Ação de Indenização por Cirurgia por Plano de Saúde.

Excelentíssimo Senhor Doutor Juiz de Direito da _____ Vara Cível da Comarca de ().

















(Nome da autora), (Qualificação completa), brasileira, casada, (profissão), carteira de identidade PCEMG (), CPF (), residente e domiciliada na rua (nome do endereço), vem perante Vossa Excelência, por meio de seu procurador (nome do advogado), brasileiro, solteiro, advogado inscrito na OAB sob o nº (), carteira de identidade (), CPF (), residente e domiciliado na rua (nome do endereço) ajuizar a presente

AÇÃO DE INDENIZAÇÃO POR DANOS MATERIAIS E MORAIS

Em face do Plano de Saúde (nome, qualificação e endereço) com os seguintes fundamentos fáticos e jurídicos a serem deduzidos a seguir:

I – Dos Fatos:

Em 02 de setembro de 2015, a autora teve a sua doença de cardiopatia grave agravada, o que ensejou na necessidade de uma cirurgia imediata.
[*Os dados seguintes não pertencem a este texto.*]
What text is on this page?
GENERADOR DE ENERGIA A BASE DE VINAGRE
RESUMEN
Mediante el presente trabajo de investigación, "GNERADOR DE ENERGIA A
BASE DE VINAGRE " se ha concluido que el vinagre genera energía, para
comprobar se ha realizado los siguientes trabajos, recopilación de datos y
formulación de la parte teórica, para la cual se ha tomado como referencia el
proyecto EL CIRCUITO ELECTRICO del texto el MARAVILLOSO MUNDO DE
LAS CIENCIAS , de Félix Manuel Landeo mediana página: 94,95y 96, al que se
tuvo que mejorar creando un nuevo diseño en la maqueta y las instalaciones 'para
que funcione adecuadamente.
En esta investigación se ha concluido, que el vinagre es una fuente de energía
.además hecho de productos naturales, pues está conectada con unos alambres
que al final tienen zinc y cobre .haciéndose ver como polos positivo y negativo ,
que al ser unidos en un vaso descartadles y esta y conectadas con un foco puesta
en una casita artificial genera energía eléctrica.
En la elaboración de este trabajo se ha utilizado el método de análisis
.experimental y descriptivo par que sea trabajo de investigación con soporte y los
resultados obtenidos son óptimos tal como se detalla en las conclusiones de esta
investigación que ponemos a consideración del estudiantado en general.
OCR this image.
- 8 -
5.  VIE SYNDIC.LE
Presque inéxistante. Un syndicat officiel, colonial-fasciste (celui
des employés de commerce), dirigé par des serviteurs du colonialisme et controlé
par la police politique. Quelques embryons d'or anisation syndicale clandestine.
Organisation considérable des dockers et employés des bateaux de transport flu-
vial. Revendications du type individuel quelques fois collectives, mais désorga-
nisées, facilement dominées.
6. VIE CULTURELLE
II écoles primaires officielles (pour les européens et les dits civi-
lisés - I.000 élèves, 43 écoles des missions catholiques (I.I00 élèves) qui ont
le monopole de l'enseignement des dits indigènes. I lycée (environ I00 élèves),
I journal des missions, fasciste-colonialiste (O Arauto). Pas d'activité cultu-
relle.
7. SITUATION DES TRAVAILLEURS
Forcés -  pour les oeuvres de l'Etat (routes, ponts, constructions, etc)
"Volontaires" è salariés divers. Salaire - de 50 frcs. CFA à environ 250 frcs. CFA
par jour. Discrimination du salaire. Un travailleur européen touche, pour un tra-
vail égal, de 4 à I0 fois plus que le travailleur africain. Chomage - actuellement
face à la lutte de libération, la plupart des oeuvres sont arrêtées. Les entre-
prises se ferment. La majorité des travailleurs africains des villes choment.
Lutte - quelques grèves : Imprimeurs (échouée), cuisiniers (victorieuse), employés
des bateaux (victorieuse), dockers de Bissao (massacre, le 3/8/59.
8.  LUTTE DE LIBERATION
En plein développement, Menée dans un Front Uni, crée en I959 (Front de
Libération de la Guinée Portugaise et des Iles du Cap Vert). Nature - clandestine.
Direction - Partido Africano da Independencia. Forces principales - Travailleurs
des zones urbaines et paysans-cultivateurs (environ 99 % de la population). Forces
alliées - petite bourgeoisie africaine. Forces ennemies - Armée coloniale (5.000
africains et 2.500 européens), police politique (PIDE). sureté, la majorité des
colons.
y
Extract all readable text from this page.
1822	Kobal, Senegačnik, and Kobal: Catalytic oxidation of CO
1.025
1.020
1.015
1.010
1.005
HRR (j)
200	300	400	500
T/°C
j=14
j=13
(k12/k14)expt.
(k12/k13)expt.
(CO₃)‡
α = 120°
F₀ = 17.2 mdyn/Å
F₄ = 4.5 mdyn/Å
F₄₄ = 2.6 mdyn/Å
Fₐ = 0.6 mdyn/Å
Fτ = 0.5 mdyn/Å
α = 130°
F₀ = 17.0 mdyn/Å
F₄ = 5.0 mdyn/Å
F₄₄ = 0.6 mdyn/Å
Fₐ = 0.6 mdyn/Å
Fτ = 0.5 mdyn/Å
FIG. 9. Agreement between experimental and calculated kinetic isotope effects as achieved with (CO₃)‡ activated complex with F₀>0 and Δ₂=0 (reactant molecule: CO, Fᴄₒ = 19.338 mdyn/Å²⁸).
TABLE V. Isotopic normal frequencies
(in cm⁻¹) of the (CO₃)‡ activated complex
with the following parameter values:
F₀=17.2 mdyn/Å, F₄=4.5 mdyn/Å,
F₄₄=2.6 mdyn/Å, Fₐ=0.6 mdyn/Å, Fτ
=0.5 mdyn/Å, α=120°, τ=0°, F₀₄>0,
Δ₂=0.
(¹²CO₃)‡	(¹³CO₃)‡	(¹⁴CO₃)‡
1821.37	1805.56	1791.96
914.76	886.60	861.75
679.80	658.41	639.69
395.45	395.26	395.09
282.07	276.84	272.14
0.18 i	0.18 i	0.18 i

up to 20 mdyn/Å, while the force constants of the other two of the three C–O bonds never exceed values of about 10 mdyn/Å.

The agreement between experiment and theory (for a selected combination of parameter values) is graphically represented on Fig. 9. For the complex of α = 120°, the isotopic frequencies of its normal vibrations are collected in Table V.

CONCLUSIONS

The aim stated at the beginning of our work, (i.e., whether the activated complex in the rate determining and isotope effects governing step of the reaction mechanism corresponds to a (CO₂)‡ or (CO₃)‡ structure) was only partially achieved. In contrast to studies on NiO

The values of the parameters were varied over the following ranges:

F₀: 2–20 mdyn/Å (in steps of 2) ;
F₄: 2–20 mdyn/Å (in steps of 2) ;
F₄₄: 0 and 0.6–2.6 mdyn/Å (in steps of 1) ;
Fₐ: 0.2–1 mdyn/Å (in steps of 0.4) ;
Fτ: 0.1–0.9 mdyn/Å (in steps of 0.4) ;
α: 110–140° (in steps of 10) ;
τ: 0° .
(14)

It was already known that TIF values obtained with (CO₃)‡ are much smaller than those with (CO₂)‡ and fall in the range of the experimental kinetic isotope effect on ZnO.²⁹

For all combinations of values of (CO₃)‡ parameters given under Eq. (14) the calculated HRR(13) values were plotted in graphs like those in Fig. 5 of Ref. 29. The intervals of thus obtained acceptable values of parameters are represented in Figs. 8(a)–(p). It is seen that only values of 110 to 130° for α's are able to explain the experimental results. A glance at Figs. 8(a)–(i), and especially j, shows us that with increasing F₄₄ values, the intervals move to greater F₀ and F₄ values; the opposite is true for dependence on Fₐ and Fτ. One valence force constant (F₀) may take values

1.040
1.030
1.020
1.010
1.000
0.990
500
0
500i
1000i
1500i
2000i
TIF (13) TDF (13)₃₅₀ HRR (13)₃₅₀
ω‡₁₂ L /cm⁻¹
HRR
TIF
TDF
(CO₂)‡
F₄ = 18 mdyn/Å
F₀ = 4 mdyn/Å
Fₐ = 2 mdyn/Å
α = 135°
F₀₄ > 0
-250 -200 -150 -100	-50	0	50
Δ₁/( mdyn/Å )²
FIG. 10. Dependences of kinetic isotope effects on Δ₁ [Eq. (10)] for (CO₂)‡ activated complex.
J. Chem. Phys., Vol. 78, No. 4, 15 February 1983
Embora a autora tivesse contratado com o réu (plano de sáude), como plano de saúde, a mesma não ofereceu o serviço de cobrir a cirurgia a ser realizada no autor.

A autora teve que dispor de R$30.000,00 para fazer a cirurgia para manter a sua vida mesmo tendo plano de saúde para tanto.

Dessa forma, pede-se que seja ressarcido pelos custos da cirurgia.

II – Do Direito:

II.I.) Do Mérito:

II.III.I.) Da Aplicabilidade do Código de Defesa do Consumidor ao presente caso concreto.

A autora ajuíza em face da ré ()., tem aplicabilidade no direito do consumidor previsto no Código de Defesa do Consumidor.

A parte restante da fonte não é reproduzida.